On November 17, 2009, the Illinois Department of Public Health fined the Lexington of Elmhurst nursing home $25,000 for fourth quarter Nursing Home Care Act violations relating to the area of nursing. The nursing home’s failures resulted in several residents suffering from preventable injuries. Lexington of Elmhurst is a large, 145-bed, one-star (much below average) Medicare rated nursing home facility located in Elmhurst, IL.
A September 2009 survey conducted by the Illinois Department of Public Health (IDPH) revealed numerous deficiencies including failure to implement measures to reduce the risk of falls for four of fourteen residents in the sample who were identified to be at risk for falls. These included failures to:
- Supervise a female resident who had been identified as a wanderer with an unsteady gait, analyze and evaluate the cause of her multiple falls and injuries,
- Implement a care plan to assist and supervise her,
- Develop individualized interventions based on her needs,
- Ensure that staff are adequately trained to transfer three other residents and deal with resident behaviors and develop care plans to prevent incidents and accidents, and
- Ensure that the nursing home has a system in place to ensure that these incidents did not involve abuse.

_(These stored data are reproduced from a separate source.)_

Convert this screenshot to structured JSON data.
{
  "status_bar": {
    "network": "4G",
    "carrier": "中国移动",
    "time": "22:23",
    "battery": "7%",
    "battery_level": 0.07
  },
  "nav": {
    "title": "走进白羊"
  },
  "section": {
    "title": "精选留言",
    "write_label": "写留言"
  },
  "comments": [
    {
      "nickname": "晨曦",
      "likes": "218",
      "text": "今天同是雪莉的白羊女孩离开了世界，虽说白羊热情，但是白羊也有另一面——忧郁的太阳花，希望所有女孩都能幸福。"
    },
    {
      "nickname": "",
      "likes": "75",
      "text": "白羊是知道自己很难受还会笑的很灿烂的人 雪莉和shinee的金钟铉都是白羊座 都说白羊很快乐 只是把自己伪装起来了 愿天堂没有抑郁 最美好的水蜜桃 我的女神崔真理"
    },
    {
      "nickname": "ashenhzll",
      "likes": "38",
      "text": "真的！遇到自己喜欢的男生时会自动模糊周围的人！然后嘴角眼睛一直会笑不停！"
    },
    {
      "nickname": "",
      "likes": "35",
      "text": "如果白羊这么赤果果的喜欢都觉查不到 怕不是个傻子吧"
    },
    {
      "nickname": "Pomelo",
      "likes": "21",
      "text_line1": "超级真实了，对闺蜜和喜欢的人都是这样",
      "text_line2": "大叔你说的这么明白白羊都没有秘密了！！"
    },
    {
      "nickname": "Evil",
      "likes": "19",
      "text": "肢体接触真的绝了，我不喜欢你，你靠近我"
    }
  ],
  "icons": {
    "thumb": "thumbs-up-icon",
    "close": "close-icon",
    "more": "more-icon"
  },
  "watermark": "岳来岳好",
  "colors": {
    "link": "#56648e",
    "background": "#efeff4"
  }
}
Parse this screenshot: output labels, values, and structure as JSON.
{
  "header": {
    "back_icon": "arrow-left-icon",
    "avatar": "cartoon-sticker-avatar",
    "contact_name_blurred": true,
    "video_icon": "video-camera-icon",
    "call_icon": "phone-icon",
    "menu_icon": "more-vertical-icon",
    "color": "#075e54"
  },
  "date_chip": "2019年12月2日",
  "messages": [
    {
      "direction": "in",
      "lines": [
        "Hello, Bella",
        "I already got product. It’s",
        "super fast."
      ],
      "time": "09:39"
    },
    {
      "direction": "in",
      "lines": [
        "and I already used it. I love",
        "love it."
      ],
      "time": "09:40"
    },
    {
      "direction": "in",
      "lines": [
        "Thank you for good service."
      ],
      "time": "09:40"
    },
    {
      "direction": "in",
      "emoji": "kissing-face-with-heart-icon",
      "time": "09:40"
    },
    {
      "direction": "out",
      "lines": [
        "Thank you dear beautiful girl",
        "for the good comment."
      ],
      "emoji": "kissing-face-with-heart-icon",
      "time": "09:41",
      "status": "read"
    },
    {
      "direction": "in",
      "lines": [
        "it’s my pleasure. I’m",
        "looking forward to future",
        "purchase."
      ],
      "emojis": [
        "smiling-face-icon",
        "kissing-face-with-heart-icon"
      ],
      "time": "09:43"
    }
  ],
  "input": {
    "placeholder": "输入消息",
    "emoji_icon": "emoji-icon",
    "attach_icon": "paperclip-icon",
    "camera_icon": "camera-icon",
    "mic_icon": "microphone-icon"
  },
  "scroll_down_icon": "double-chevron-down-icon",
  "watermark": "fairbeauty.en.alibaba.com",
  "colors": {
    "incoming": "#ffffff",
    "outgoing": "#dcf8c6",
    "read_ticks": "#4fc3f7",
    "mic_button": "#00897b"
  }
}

Elderly nursing home residents are particularly susceptible to dangerous falls because of reduced mobility, lack of balance, poor eyesight, weakness, weak bones, and other underlying conditions. As you age, your bones weaken and break more easily.
So, even minor falls can pose a major risk for the elderly. (See “Nursing Home Patients with Osteopenia May Suffer More Severe Injuries During Falls” and “Osteoporosis Puts Nursing Home Patients at a Heightened Risk for Fractures Related to Falls”). Therefore, nursing homes must take extra precautions to reduce the risk of dangerous falls.
A female resident suffered from multiple falls and injuries while in residence at Lexington of Elmhurst because the facility failed to take necessary preventative measures despite being aware that she had an unsteady gait, did not use assistive device to walk, held onto rails in hallway, had impaired safety awareness, and also had periods of agitation and wandering.
The facility’s only preventative measures included supervision / assistance when walking, using caution when transporting resident, and providing close supervision when resident was agitated or anxious. However, the facility failed to implement the measures that they did have in place, resulting in the resident suffering from numerous falls and injuries.
This resident’s care plan noted numerous incidents and falls:
- 11/10/08 – resident noted on floor in hallway
- 11/11/08 – noted on floor in her room
- 12/14/08 – noted on floor in dining room
- 1/10/09 – remains at risk for falls
- 4/04/09 – assisted on the floor
- 4/08/09 – noted on the floor
- 4/16/09 – two falls within the last two weeks (confused with periods of agitation, wandering, unsteady gait, may be difficult to direct, impaired safety awareness)
- 5/09/09 – slid out of wheelchair
On April 13, 2009, nursing home staff noticed that the resident had bruising on her upper arm and shoulder with swelling, pain, and inability to lift hand. X-rays revealed that the resident was suffering from a fracture of the upper arm/shoulder. Despite noting a fall on April 8, Nineteen days later, her shoulder fracture worsened into a comminuted fracture (or multi-fragmentary fracture), where the bone actually splits into multiple pieces.
A second resident was first admitted to the nursing home because of a head injury caused by a fall at home. He was later readmitted to the facility for an elbow fracture that occurred as a result of another fall at home. On August 7, 2009, the resident was found lying on the floor calling for help. He suffered from a fracture to the left thigh bone (femur) and abrasion to the right side of the head and right knee.
There was no analysis/investigation of how this fail occurred because the fall committee did perform an evaluation since they were only aware of one previous fall. However, the resident had suffered from two previous documented falls. While the facility did in fact document two prior falls, the nursing home facility failed to analyze/investigate the resident’s injuries, which means that no additional preventative measures were put in place to prevent future injuries and his plan of care was never updated. This kept the resident at risk for future possible falls, which could lead to more severe injuries.
Yet another resident suffered from two fall incidents and also suffered from a large bruise of unknown origin. One fall occurred in the shower, when the resident was actually being washed by a Certified Nurse Aide (CNA). The resident sustained a two inch laceration to the back of head. The facility again failed to analyze the falls or the bruise of unknown origin, which left the resident at risk for future falls.
Lexington of Elmhurst failed to provide the best possible care for its residents when it failed to investigate the falls of multiple residents. The facility did not implement any additional precautions to reduce these residents’ risk of dangerous falls, which put their safety and well-being in danger. These failures raise doubts about the level of care that other residents are receiving.
If you or a family member suffered from an injury while a resident at Lexington of Elmhurst, you may be entitled to compensation, especially when the facility failed to take steps to prevent easily preventable injuries.